Am selben Nachmittag werden im Gazastreifen mehr als fünfzig Palästinenser von Scharfschützen der israelischen Armee getötet, die sich der Demarkationslinie zu Israel genähert haben. Augenzeugenberichte und Videos zeigen offensichtlich Unbewaffnete, die ins Feuer der Israelis laufen. Das jüngste Todesopfer ist nach Angaben der palästinensischen Gesundheitsbehörden zwölf Jahre alt. Damit sind seit dem Beginn der Proteste einhundert palästinensische Menschen getötet und Hunderte weitere durch Gewehrfeuer schwer verletzt worden. Der israelisch-palästinensische Abgeordnete Ayman Odeh, Vorsitzender der Knesset-Partei „Vereinigte Liste“, spricht von einem „Blutbad“. Odeh ist nicht eingeladen worden zu der Widmungszeremonie der Botschaft. Proteste in Ostjerusalem bleiben bis zum Abend weitgehend aus, die israelische Polizei hat Busse mit Demonstranten auf den Zufahrtsstraßen zur Altstadt gestoppt. In Ramallah kommt es zu Ausschreitungen einiger Palästinenser, die von der israelischen Seite durch den Einsatz von Tränengas und Gummigeschossen eingedämmt werden.

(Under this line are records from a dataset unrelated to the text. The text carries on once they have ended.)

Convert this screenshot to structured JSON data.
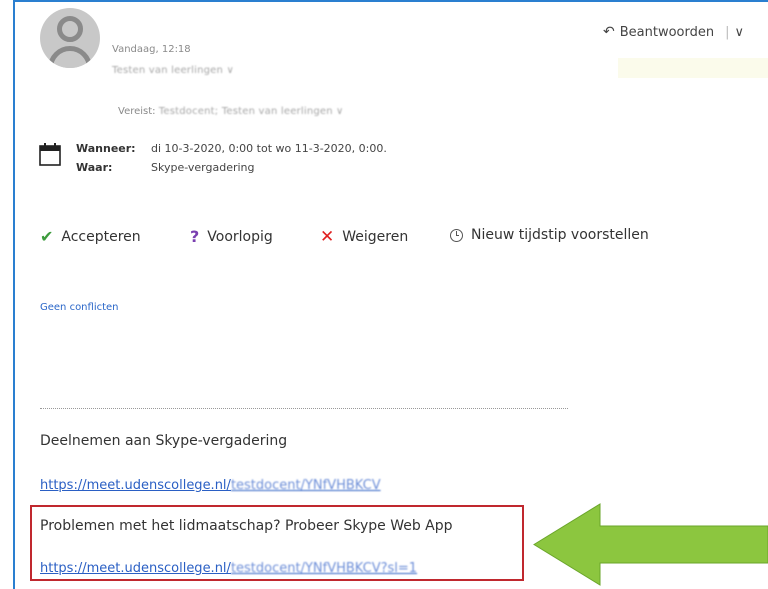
{
  "header": {
    "date_label": "Vandaag, 12:18",
    "sender_name": "Testen van leerlingen",
    "required_label": "Vereist:",
    "required_names": "Testdocent; Testen van leerlingen"
  },
  "toolbar": {
    "reply_label": "Beantwoorden",
    "reply_dropdown": "∨"
  },
  "event": {
    "when_label": "Wanneer:",
    "when_value": "di 10-3-2020, 0:00 tot wo 11-3-2020, 0:00.",
    "where_label": "Waar:",
    "where_value": "Skype-vergadering"
  },
  "actions": {
    "accept": "Accepteren",
    "tentative": "Voorlopig",
    "decline": "Weigeren",
    "propose": "Nieuw tijdstip voorstellen"
  },
  "status": {
    "conflicts": "Geen conflicten"
  },
  "body": {
    "join_title": "Deelnemen aan Skype-vergadering",
    "link1_base": "https://meet.udenscollege.nl/",
    "link1_tail": "testdocent/YNfVHBKCV",
    "problem_text": "Problemen met het lidmaatschap? Probeer Skype Web App",
    "link2_base": "https://meet.udenscollege.nl/",
    "link2_tail": "testdocent/YNfVHBKCV?sl=1"
  },
  "colors": {
    "highlight_border": "#c0282e",
    "arrow_fill": "#8cc63f",
    "link": "#2a5fc4"
  }
}
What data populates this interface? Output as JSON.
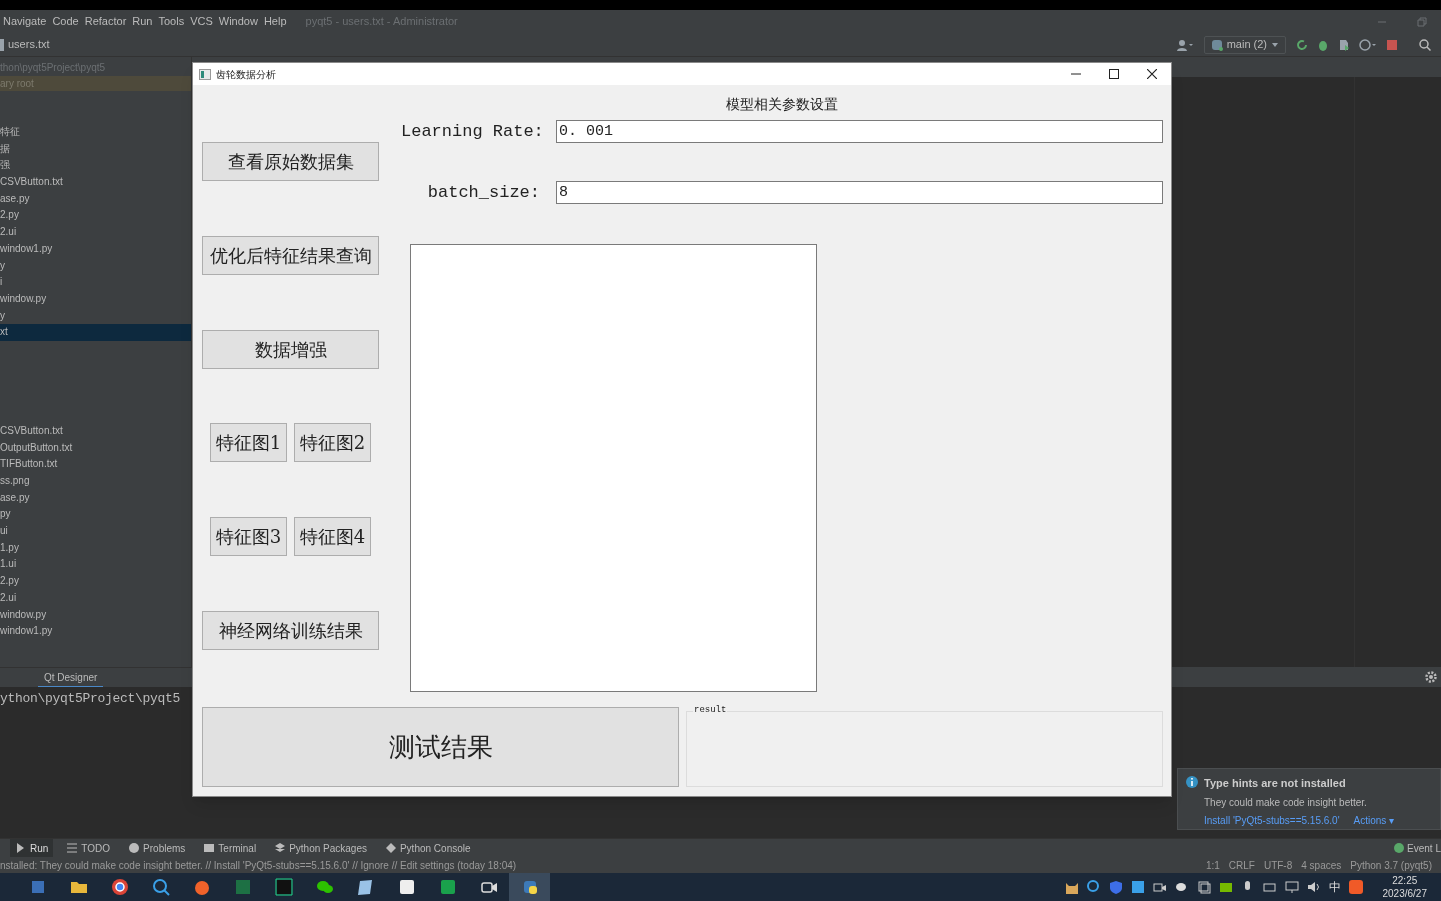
{
  "ide": {
    "menu": [
      "Navigate",
      "Code",
      "Refactor",
      "Run",
      "Tools",
      "VCS",
      "Window",
      "Help"
    ],
    "window_title": "pyqt5 - users.txt - Administrator",
    "file_tab": "users.txt",
    "branch": "main (2)",
    "project": {
      "path": "thon\\pyqt5Project\\pyqt5",
      "root_label": "ary root",
      "items": [
        {
          "label": "特征",
          "selected": false
        },
        {
          "label": "据",
          "selected": false
        },
        {
          "label": "强",
          "selected": false
        },
        {
          "label": "CSVButton.txt",
          "selected": false
        },
        {
          "label": "ase.py",
          "selected": false
        },
        {
          "label": "2.py",
          "selected": false
        },
        {
          "label": "2.ui",
          "selected": false
        },
        {
          "label": "window1.py",
          "selected": false
        },
        {
          "label": "y",
          "selected": false
        },
        {
          "label": "i",
          "selected": false
        },
        {
          "label": "window.py",
          "selected": false
        },
        {
          "label": "y",
          "selected": false
        },
        {
          "label": "xt",
          "selected": true
        }
      ],
      "items_lower": [
        {
          "label": "CSVButton.txt",
          "selected": false
        },
        {
          "label": "OutputButton.txt",
          "selected": false
        },
        {
          "label": "TIFButton.txt",
          "selected": false
        },
        {
          "label": "ss.png",
          "selected": false
        },
        {
          "label": "ase.py",
          "selected": false
        },
        {
          "label": "py",
          "selected": false
        },
        {
          "label": "ui",
          "selected": false
        },
        {
          "label": "1.py",
          "selected": false
        },
        {
          "label": "1.ui",
          "selected": false
        },
        {
          "label": "2.py",
          "selected": false
        },
        {
          "label": "2.ui",
          "selected": false
        },
        {
          "label": "window.py",
          "selected": false
        },
        {
          "label": "window1.py",
          "selected": false
        }
      ]
    },
    "run_tabs": [
      {
        "label": "Qt Designer",
        "selected": true
      }
    ],
    "console_line": "ython\\pyqt5Project\\pyqt5",
    "tool_tabs": [
      {
        "label": "Run",
        "selected": true
      },
      {
        "label": "TODO",
        "selected": false
      },
      {
        "label": "Problems",
        "selected": false
      },
      {
        "label": "Terminal",
        "selected": false
      },
      {
        "label": "Python Packages",
        "selected": false
      },
      {
        "label": "Python Console",
        "selected": false
      }
    ],
    "event_log": "Event L",
    "status_message": "nstalled: They could make code insight better. // Install 'PyQt5-stubs==5.15.6.0' // Ignore // Edit settings (today 18:04)",
    "status_items": [
      "1:1",
      "CRLF",
      "UTF-8",
      "4 spaces",
      "Python 3.7 (pyqt5)"
    ],
    "notification": {
      "title": "Type hints are not installed",
      "body": "They could make code insight better.",
      "link": "Install 'PyQt5-stubs==5.15.6.0'",
      "actions": "Actions ▾"
    }
  },
  "dialog": {
    "title": "齿轮数据分析",
    "heading": "模型相关参数设置",
    "fields": [
      {
        "label": "Learning Rate:",
        "value": "0. 001"
      },
      {
        "label": "batch_size:",
        "value": "8"
      }
    ],
    "buttons": [
      {
        "kind": "wide",
        "labels": [
          "查看原始数据集"
        ]
      },
      {
        "kind": "wide",
        "labels": [
          "优化后特征结果查询"
        ]
      },
      {
        "kind": "wide",
        "labels": [
          "数据增强"
        ]
      },
      {
        "kind": "pair",
        "labels": [
          "特征图1",
          "特征图2"
        ]
      },
      {
        "kind": "pair",
        "labels": [
          "特征图3",
          "特征图4"
        ]
      },
      {
        "kind": "wide",
        "labels": [
          "神经网络训练结果"
        ]
      }
    ],
    "test_button": "测试结果",
    "result_group": "result"
  },
  "taskbar": {
    "ime": "中",
    "time": "22:25",
    "date": "2023/6/27"
  }
}
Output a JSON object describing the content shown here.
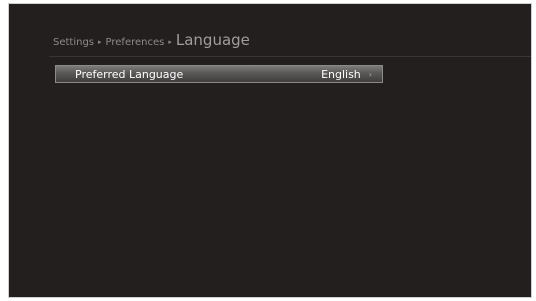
{
  "breadcrumb": {
    "level1": "Settings",
    "level2": "Preferences",
    "current": "Language",
    "separator": "▸"
  },
  "menu": {
    "items": [
      {
        "label": "Preferred Language",
        "value": "English",
        "chevron": "›"
      }
    ]
  },
  "colors": {
    "background": "#231f1e",
    "highlight_top": "#7d7a7a",
    "highlight_bottom": "#3f3c3c"
  }
}
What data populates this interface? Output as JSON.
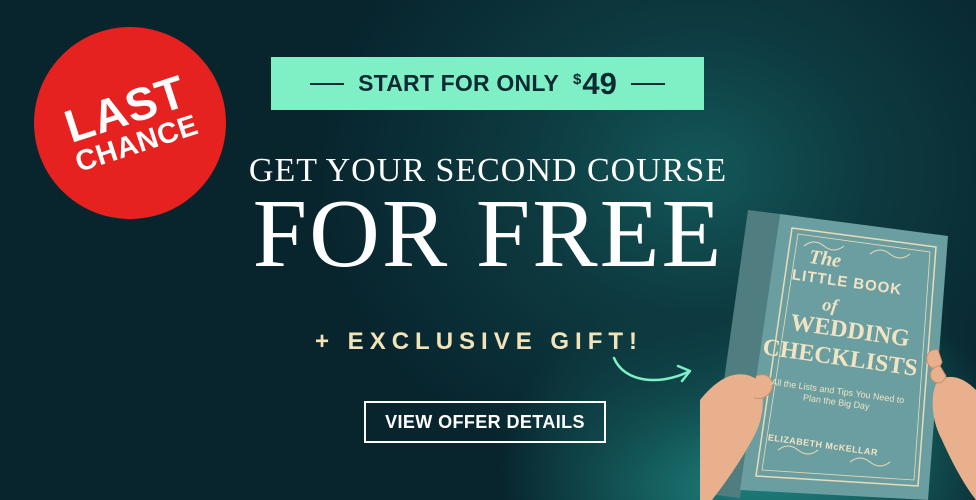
{
  "promo": {
    "badge": {
      "line1": "LAST",
      "line2": "CHANCE"
    },
    "price_pill": {
      "text": "START FOR ONLY",
      "currency": "$",
      "amount": "49"
    },
    "headline_sub": "GET YOUR SECOND COURSE",
    "headline_main": "FOR FREE",
    "gift_text": "+ EXCLUSIVE GIFT!",
    "cta_label": "VIEW OFFER DETAILS",
    "book": {
      "the": "The",
      "little_book": "LITTLE BOOK",
      "of": "of",
      "wedding": "WEDDING",
      "checklists": "CHECKLISTS",
      "tagline": "All the Lists and Tips You Need to Plan the Big Day",
      "author": "ELIZABETH McKELLAR"
    }
  },
  "colors": {
    "background": "#08252e",
    "pill": "#7ff0c6",
    "badge": "#e5221f",
    "gift": "#f3e3b8",
    "arrow": "#7ff0c6"
  }
}
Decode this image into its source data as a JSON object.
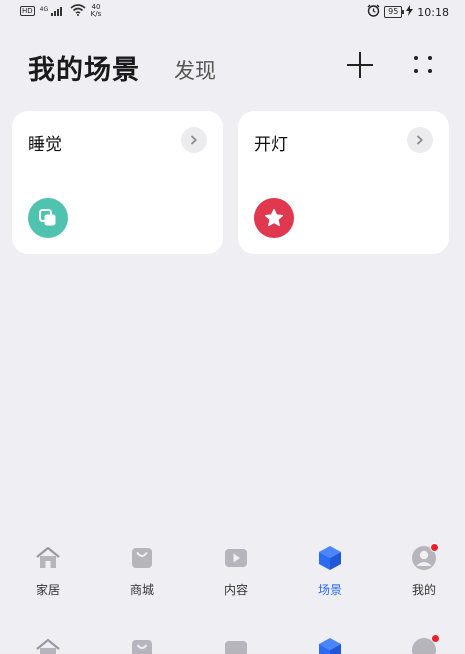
{
  "status_bar": {
    "left_badge": "HD",
    "network": "4G",
    "speed_value": "40",
    "speed_unit": "K/s",
    "battery": "95",
    "time": "10:18"
  },
  "header": {
    "title": "我的场景",
    "tab_discover": "发现"
  },
  "scenes": [
    {
      "name": "睡觉",
      "icon": "copy-icon",
      "color": "#4fc3b0"
    },
    {
      "name": "开灯",
      "icon": "star-icon",
      "color": "#e0384e"
    }
  ],
  "nav": {
    "items": [
      {
        "label": "家居",
        "icon": "home-icon"
      },
      {
        "label": "商城",
        "icon": "shopping-bag-icon"
      },
      {
        "label": "内容",
        "icon": "play-icon"
      },
      {
        "label": "场景",
        "icon": "cube-icon"
      },
      {
        "label": "我的",
        "icon": "avatar-icon"
      }
    ],
    "active_index": 3,
    "active_color": "#2b6cf0",
    "badge_color": "#e8202b"
  }
}
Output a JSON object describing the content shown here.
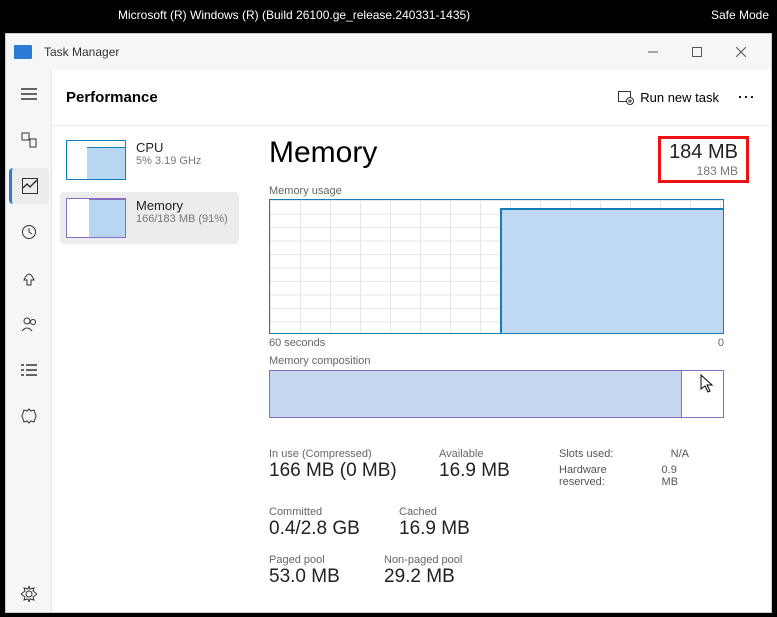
{
  "topbar": {
    "build": "Microsoft (R) Windows (R) (Build 26100.ge_release.240331-1435)",
    "mode": "Safe Mode"
  },
  "window": {
    "title": "Task Manager"
  },
  "header": {
    "title": "Performance",
    "runtask": "Run new task"
  },
  "sidebar": {
    "items": [
      {
        "name": "CPU",
        "stat": "5% 3.19 GHz"
      },
      {
        "name": "Memory",
        "stat": "166/183 MB (91%)"
      }
    ]
  },
  "detail": {
    "title": "Memory",
    "capacity": "184 MB",
    "usable": "183 MB",
    "usage_label": "Memory usage",
    "axis_left": "60 seconds",
    "axis_right": "0",
    "composition_label": "Memory composition",
    "stats": {
      "inuse_label": "In use (Compressed)",
      "inuse_val": "166 MB (0 MB)",
      "avail_label": "Available",
      "avail_val": "16.9 MB",
      "slots_label": "Slots used:",
      "slots_val": "N/A",
      "hwres_label": "Hardware reserved:",
      "hwres_val": "0.9 MB",
      "committed_label": "Committed",
      "committed_val": "0.4/2.8 GB",
      "cached_label": "Cached",
      "cached_val": "16.9 MB",
      "paged_label": "Paged pool",
      "paged_val": "53.0 MB",
      "nonpaged_label": "Non-paged pool",
      "nonpaged_val": "29.2 MB"
    }
  }
}
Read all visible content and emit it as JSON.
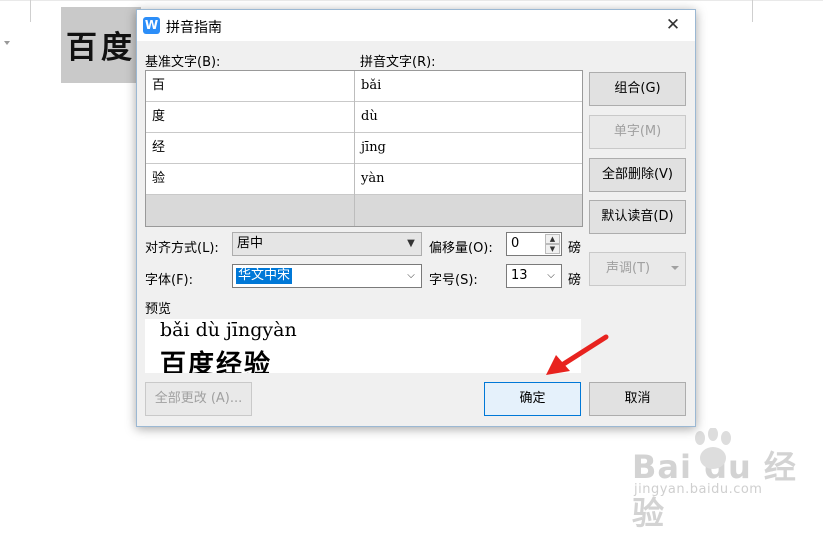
{
  "background": {
    "document_text": "百度",
    "watermark_main": "Bai du 经验",
    "watermark_sub": "jingyan.baidu.com"
  },
  "dialog": {
    "title": "拼音指南",
    "app_icon_glyph": "W",
    "close_glyph": "✕"
  },
  "grid": {
    "col1_header": "基准文字(B):",
    "col2_header": "拼音文字(R):",
    "rows": [
      {
        "base": "百",
        "pinyin": "bǎi"
      },
      {
        "base": "度",
        "pinyin": "dù"
      },
      {
        "base": "经",
        "pinyin": "jīng"
      },
      {
        "base": "验",
        "pinyin": "yàn"
      }
    ]
  },
  "buttons": {
    "combine": "组合(G)",
    "single": "单字(M)",
    "delete_all": "全部删除(V)",
    "default_reading": "默认读音(D)",
    "tone": "声调(T)",
    "change_all": "全部更改 (A)...",
    "ok": "确定",
    "cancel": "取消"
  },
  "settings": {
    "alignment_label": "对齐方式(L):",
    "alignment_value": "居中",
    "offset_label": "偏移量(O):",
    "offset_value": "0",
    "offset_unit": "磅",
    "font_label": "字体(F):",
    "font_value": "华文中宋",
    "size_label": "字号(S):",
    "size_value": "13",
    "size_unit": "磅"
  },
  "preview": {
    "label": "预览",
    "pinyin_line": "bǎi  dù  jīngyàn",
    "hanzi_line": "百度经验"
  },
  "colors": {
    "accent": "#0078d7",
    "annotation_arrow": "#e8231f"
  }
}
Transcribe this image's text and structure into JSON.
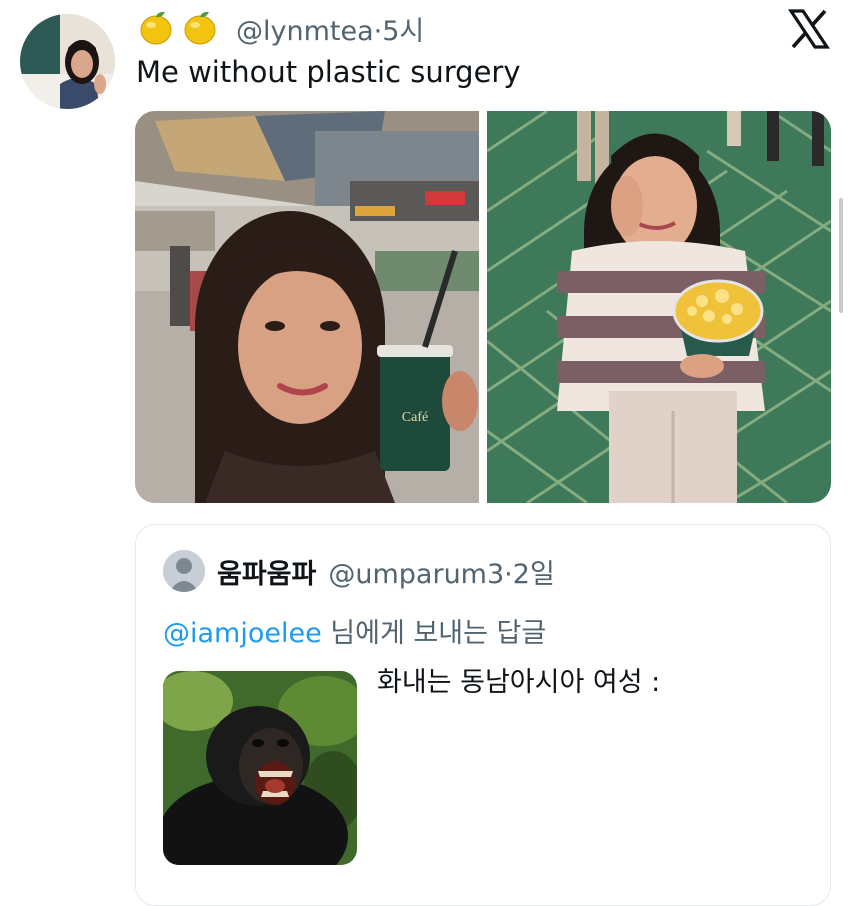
{
  "tweet": {
    "emoji_names": [
      "lemon-emoji",
      "lemon-emoji"
    ],
    "handle": "@lynmtea",
    "separator": "·",
    "time": "5시",
    "text": "Me without plastic surgery"
  },
  "quote": {
    "display_name": "움파움파",
    "handle": "@umparum3",
    "separator": "·",
    "time": "2일",
    "reply_mention": "@iamjoelee",
    "reply_suffix": " 님에게 보내는 답글",
    "text": "화내는 동남아시아 여성 :"
  },
  "icons": {
    "brand": "x-logo-icon",
    "avatar": "avatar-photo",
    "quote_avatar": "default-person-icon"
  },
  "colors": {
    "text": "#0f1419",
    "secondary": "#536471",
    "link": "#1d9bf0",
    "border": "#e6e9ec"
  }
}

„Was für ein glorreicher Tag!“

Dann enthüllen der amerikanische Finanzminister Steven Mnuchin und Trumps Tochter und Beraterin Ivanka die offizielle Plakette einer amerikanischen Botschaft an den Mauern des vormaligen Konsulats. Es ist vollzogen: Die amerikanische Botschaft steht in Jerusalem. Trumps Schwiegersohn Jared Kushner, der mit der Ausarbeitung eines Friedensabkommens im Nahen Osten betraut wurde, sagt daraufhin: „Wir zeigen der Welt, dass man sich auf uns verlassen kann – wir stehen an der Seite unserer Freunde und Alliierten.“ Dazu gehöre auch die Kündigung des Atomabkommens durch Trump vergangene Woche, sagt Kushner. Es folgen Ovationen im Stehen. Kushner sagt, Jerusalem müsse eine Stadt bleiben, die Menschen aller Konfessionen zusammenbringe. Rund vierzig Prozent der Jerusalemer Stadtbevölkerung sind palästinensischer Herkunft. Auf die Toten im Gazastreifen geht Kushner indirekt ein. Proteste „selbst am heutigen Tag“ zeigten, dass „jene, welche Gewalt provozieren, Teil des Problems und nicht Teil der Lösung sind“.

Am Ende tritt der israelische Ministerpräsident Benjamin Netanjahu auf die Bühne. Er berichtet von Kindheitserinnerungen in Jerusalem und Scharfschützenfeuer der jordanischen Armee, die damals im Ostteil der Stadt lag. Die Eröffnung der Botschaft sei nun „ein großer Tag für Frieden“, so Netanjahu. „Unsere tapferen Soldaten schützen unsere Grenzen, wie wir hier heute sprechen.“ Jerusalem werde die „ewige und ungeteilte Hauptstadt des jüdischen Volkes“ und Israels bleiben. Sodann: „Was für ein glorreicher Tag!“

Für den republikanischen Senator Ted Cruz wird Trumps Jerusalem-Entscheidung in die Geschichtsbücher eingehen wie Präsident Harry Trumans Anerkennung Israels vor siebzig Jahren. Die sich wenige Dutzend Kilometer weiter entfaltende Gewalt sieht Cruz nicht in diesem Zusammenhang. „Es ist klar, dass das Blut an den Händen jener Mörder klebt, die so wenig Rücksicht auf menschliches Leben nehmen“, sagt er unter Verweis auf die Hamas schon vor dem Beginn der Zeremonie. Am Abend veröffentlicht das Weiße Haus eine Mitteilung: Die Anerkennung Jerusalems als Hauptstadt Israels „heißt nicht, dass die Vereinigten Staaten eine Position in Bezug auf Endstatusverhandlungen (mit den Palästinensern) eingenommen haben“.